Scientists with support from across the National Institutes of Health, including NIDA, are studying ways to rid the body of these reservoirs, taking clues from what they call “elite controllers” — the tiny fraction of HIV patients who successfully maintain suppressed viral loads without treatment. The biology of these elite controllers (who account for less than 0.5% of HIV cases) represents the closest approximation we have to a natural cure for HIV.

HIV is a retrovirus; it integrates its genome into the DNA of a cell, becoming a provirus that exploits the machinery of the host cell to replicate, which creates the viral reservoir. Using full-length individual provirus sequencing (FLIP-seq), the scientists profiled the reservoir landscape in a group of elite controllers who had undetectable HIV-1 plasma viral loads for 1-24 years, with a median of 9 years (based on commercially available tests). FLIP-seq allows researchers to sequence billions of cells to find single, near intact or intact HIV-1 proviruses.
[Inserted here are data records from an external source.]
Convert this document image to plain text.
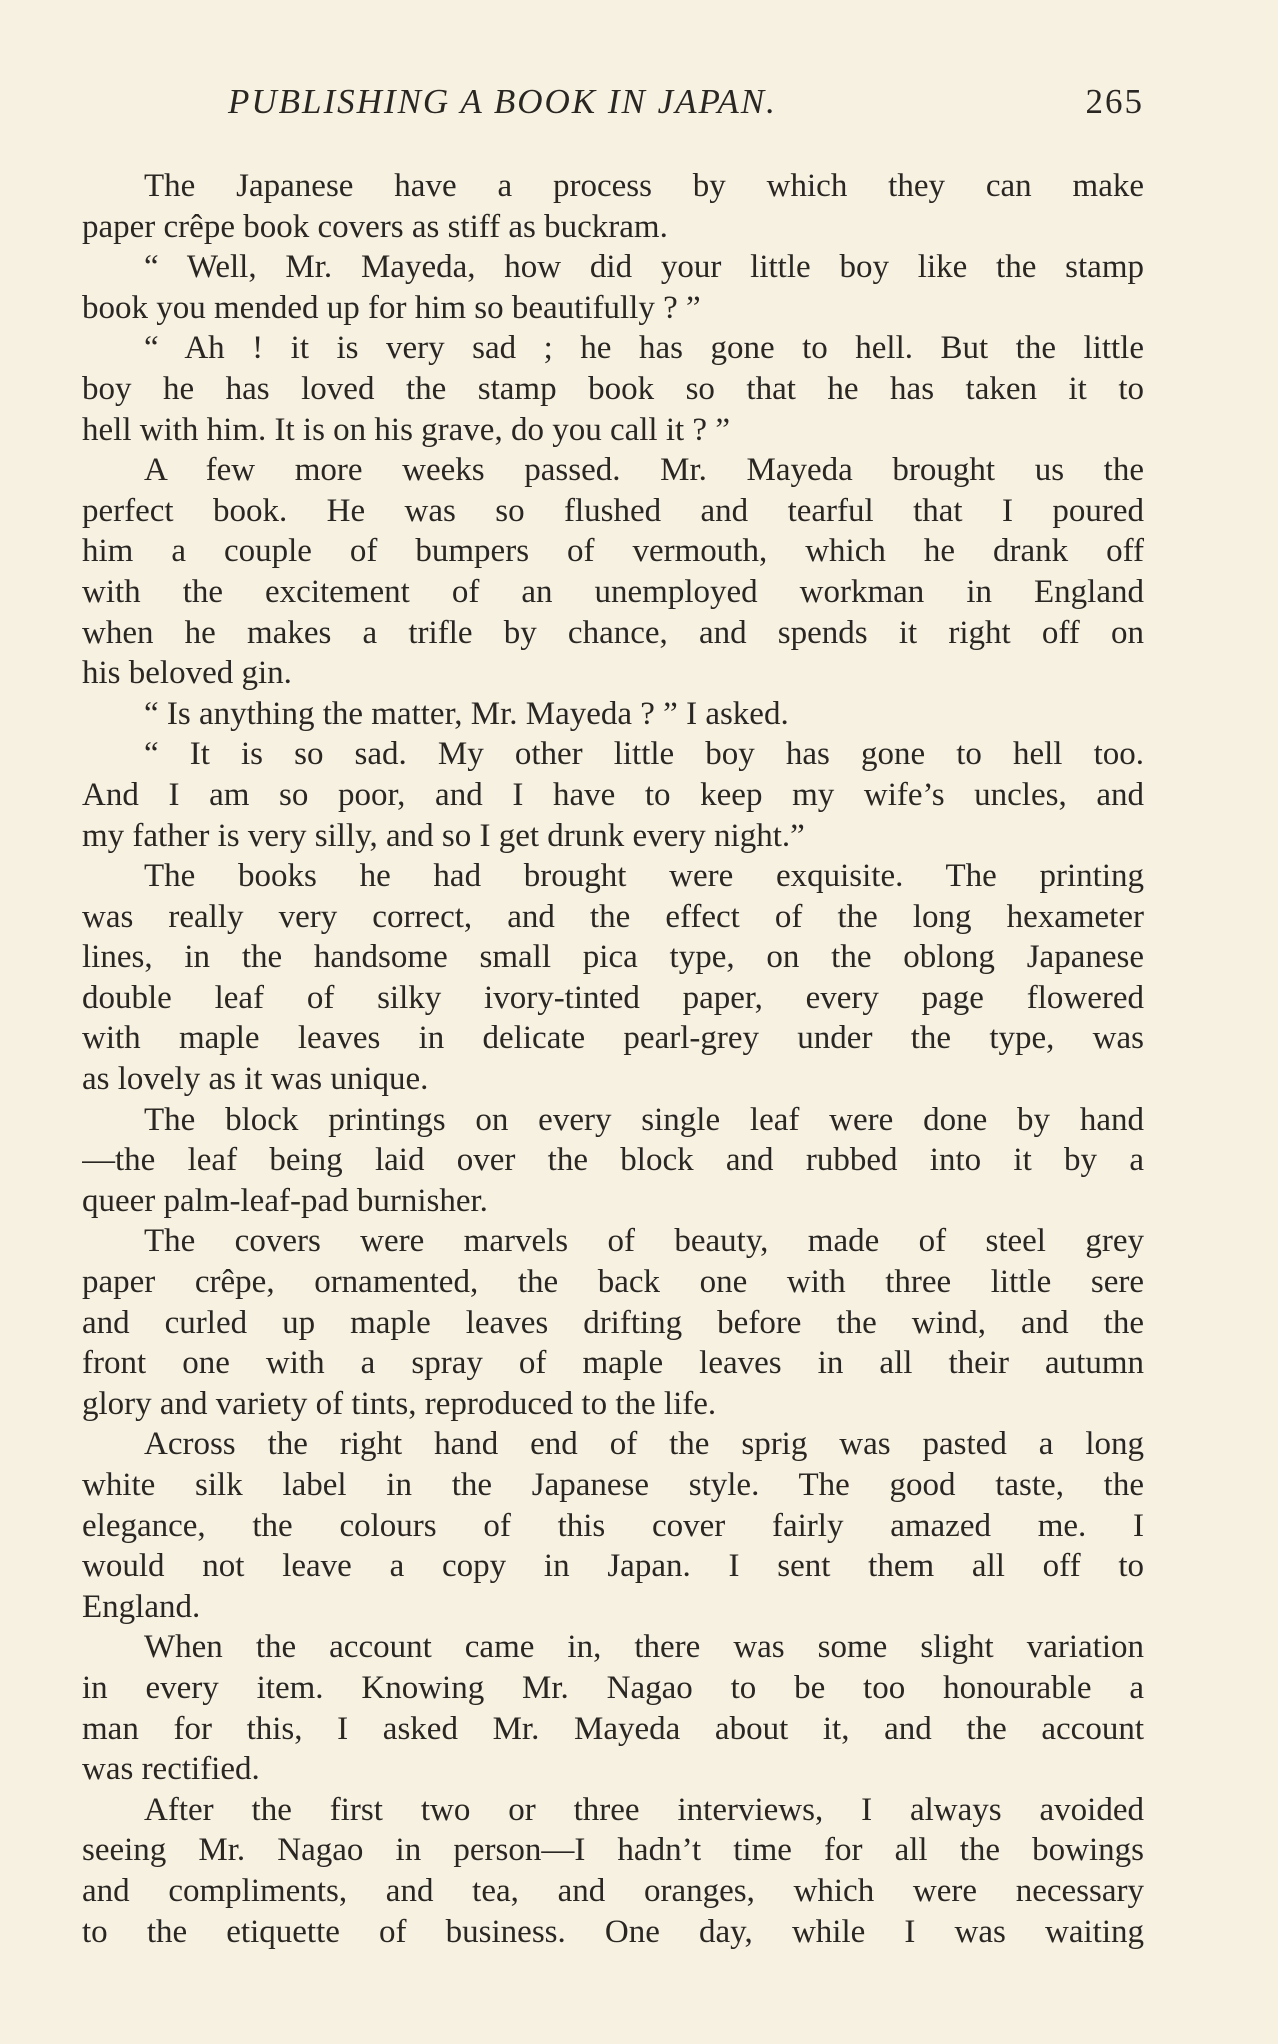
PUBLISHING A BOOK IN JAPAN.	265
The Japanese have a process by which they can make
paper crêpe book covers as stiff as buckram.
“ Well, Mr. Mayeda, how did your little boy like the stamp
book you mended up for him so beautifully ? ”
“ Ah ! it is very sad ; he has gone to hell. But the little
boy he has loved the stamp book so that he has taken it to
hell with him. It is on his grave, do you call it ? ”
A few more weeks passed. Mr. Mayeda brought us the
perfect book. He was so flushed and tearful that I poured
him a couple of bumpers of vermouth, which he drank off
with the excitement of an unemployed workman in England
when he makes a trifle by chance, and spends it right off on
his beloved gin.
“ Is anything the matter, Mr. Mayeda ? ” I asked.
“ It is so sad. My other little boy has gone to hell too.
And I am so poor, and I have to keep my wife’s uncles, and
my father is very silly, and so I get drunk every night.”
The books he had brought were exquisite. The printing
was really very correct, and the effect of the long hexameter
lines, in the handsome small pica type, on the oblong Japanese
double leaf of silky ivory-tinted paper, every page flowered
with maple leaves in delicate pearl-grey under the type, was
as lovely as it was unique.
The block printings on every single leaf were done by hand
—the leaf being laid over the block and rubbed into it by a
queer palm-leaf-pad burnisher.
The covers were marvels of beauty, made of steel grey
paper crêpe, ornamented, the back one with three little sere
and curled up maple leaves drifting before the wind, and the
front one with a spray of maple leaves in all their autumn
glory and variety of tints, reproduced to the life.
Across the right hand end of the sprig was pasted a long
white silk label in the Japanese style. The good taste, the
elegance, the colours of this cover fairly amazed me. I
would not leave a copy in Japan. I sent them all off to
England.
When the account came in, there was some slight variation
in every item. Knowing Mr. Nagao to be too honourable a
man for this, I asked Mr. Mayeda about it, and the account
was rectified.
After the first two or three interviews, I always avoided
seeing Mr. Nagao in person—I hadn’t time for all the bowings
and compliments, and tea, and oranges, which were necessary
to the etiquette of business. One day, while I was waiting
The researchers found that elite controllers had HIV integrated into their blood cell genomes in specific locations where the DNA was turned off, or silenced, so HIV replication could not occur. Additional experiments suggested that the immune systems of some elite controllers may eliminate host cells in which HIV is integrated into the genome in locations that stimulate virus production. 

Further work is needed to determine exactly how elite controllers’ immune systems identify and eliminate cells harboring latent HIV. The ultimate goal is to develop a treatment that trains others’ immune systems to do the same, eliminating the need for daily treatment — creating a functional cure.

Chronic exposure to addictive substances can impact the ability of the immune system to fight viral infections, making immune response to HIV a research priority for NIDA.  To identify best practices for prevention, NIDA has been funding research that explores the complex intersection of HIV/AIDS and substance use disorders, including the risks associated with injection drug use.